Demnach handelt es sich um das sogenannte Fledermaus-Coronavirus (BtCoV). Untersucht wurden Fledertiere der Gattungen Rousettus und Pteropus in sieben indischen Bundesstaaten. 25 von ihnen aus den Bundesstaaten Kerala, Himachal Pradesh, Puducherry und Tamil Nadu wurden positiv für BtCoV befunden.

„Diese Fledermaus-Coronaviren stehen in keiner Beziehung zu SARS-CoV2, das für die COVID-19-Pandemie verantwortlich ist“, sagte Pragya D. Yadav, Wissenschaftlerin vom National Institute of Virology (NIV), die die Studie geführt hatte.

Es gebe bislang keine Beweise oder Forschungsergebnisse, die nachweisen würden, dass diese Fledermaus-Coronaviren beim Menschen Krankheiten verursachen könnten, fügte sie hinzu.

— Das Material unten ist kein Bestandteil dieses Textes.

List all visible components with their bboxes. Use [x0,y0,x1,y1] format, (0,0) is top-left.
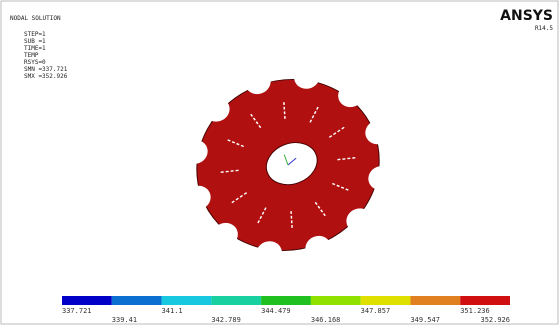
color-band [460,296,510,305]
color-band [112,296,162,305]
legend-label: 347.857 [361,307,391,315]
legend-label: 339.41 [112,316,137,324]
header-line: TEMP [24,52,39,59]
legend-label: 352.926 [480,316,510,324]
ansys-window: NODAL SOLUTION STEP=1SUB =1TIME=1TEMPRSY… [0,0,559,325]
color-band [311,296,361,305]
header-line: TIME=1 [24,45,46,52]
header-line: SMX =352.926 [24,73,68,80]
color-bar [62,296,510,305]
legend-label: 349.547 [410,316,440,324]
legend-label: 351.236 [460,307,490,315]
legend-label: 341.1 [162,307,183,315]
brand: ANSYS [500,8,553,24]
legend-label: 344.479 [261,307,291,315]
legend-label: 346.168 [311,316,341,324]
gear-model [151,33,424,296]
color-band [162,296,212,305]
legend-label: 337.721 [62,307,92,315]
version: R14.5 [535,25,553,32]
legend-labels: 337.721 339.41 341.1 342.789 344.479 346.168 3… [62,307,510,324]
header-line: SUB =1 [24,38,46,45]
header-line: RSYS=0 [24,59,46,66]
color-band [62,296,112,305]
color-band [211,296,261,305]
header-line: STEP=1 [24,31,46,38]
graphics: NODAL SOLUTION STEP=1SUB =1TIME=1TEMPRSY… [0,0,559,325]
title: NODAL SOLUTION [10,15,61,22]
legend-label: 342.789 [211,316,241,324]
header-line: SMN =337.721 [24,66,68,73]
color-band [410,296,460,305]
color-band [261,296,311,305]
color-band [361,296,411,305]
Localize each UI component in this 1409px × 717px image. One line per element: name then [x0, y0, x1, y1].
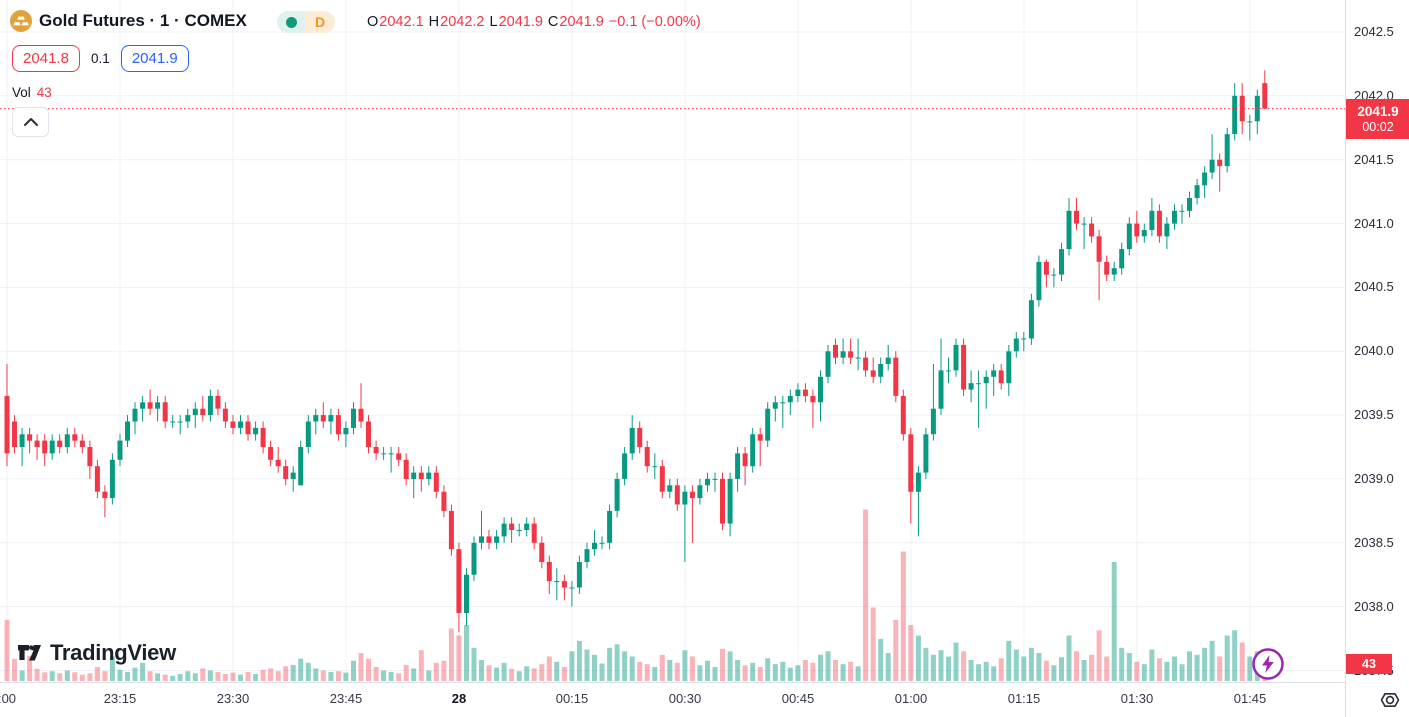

Die Forscherin verwies  darauf, dass Pteropus-Fledermausarten bereits in den Jahren 2018 und 2019 im Bundesstaat Kerala positiv für das sogenannte Nipah-Virus befunden worden waren, das beim Menschen unter anderem eine Gehirnentzündung auslöst.

„Fledermäuse gelten als natürliche Reservoire für viele Viren. Einige von denen sind potenzielle Krankheitserreger für den Menschen“, zitiert das Magazin aus der Studie. Obwohl Coronaviren in der Regel keine klinischen Symptome bei ihren natürlichen Wirtstieren (Fledermäusen) hervorrufen würden, könne eine unbeabsichtigte Übertragung dieser Viren auf Menschen und andere Tiere Atemwegs-, Darm-, Leber- oder neurologischen Erkrankungen unterschiedlichen Ausmaßes zur Folge haben. Es sei immer noch nicht klar, warum nur bestimmte Coronaviren Menschen infizieren könnten.

„Eine kontinuierliche aktive Überwachung ist erforderlich, um die neu entstehenden neuartigen Viren mit epidemischem Potenzial zu identifizieren“, sagte Yadav.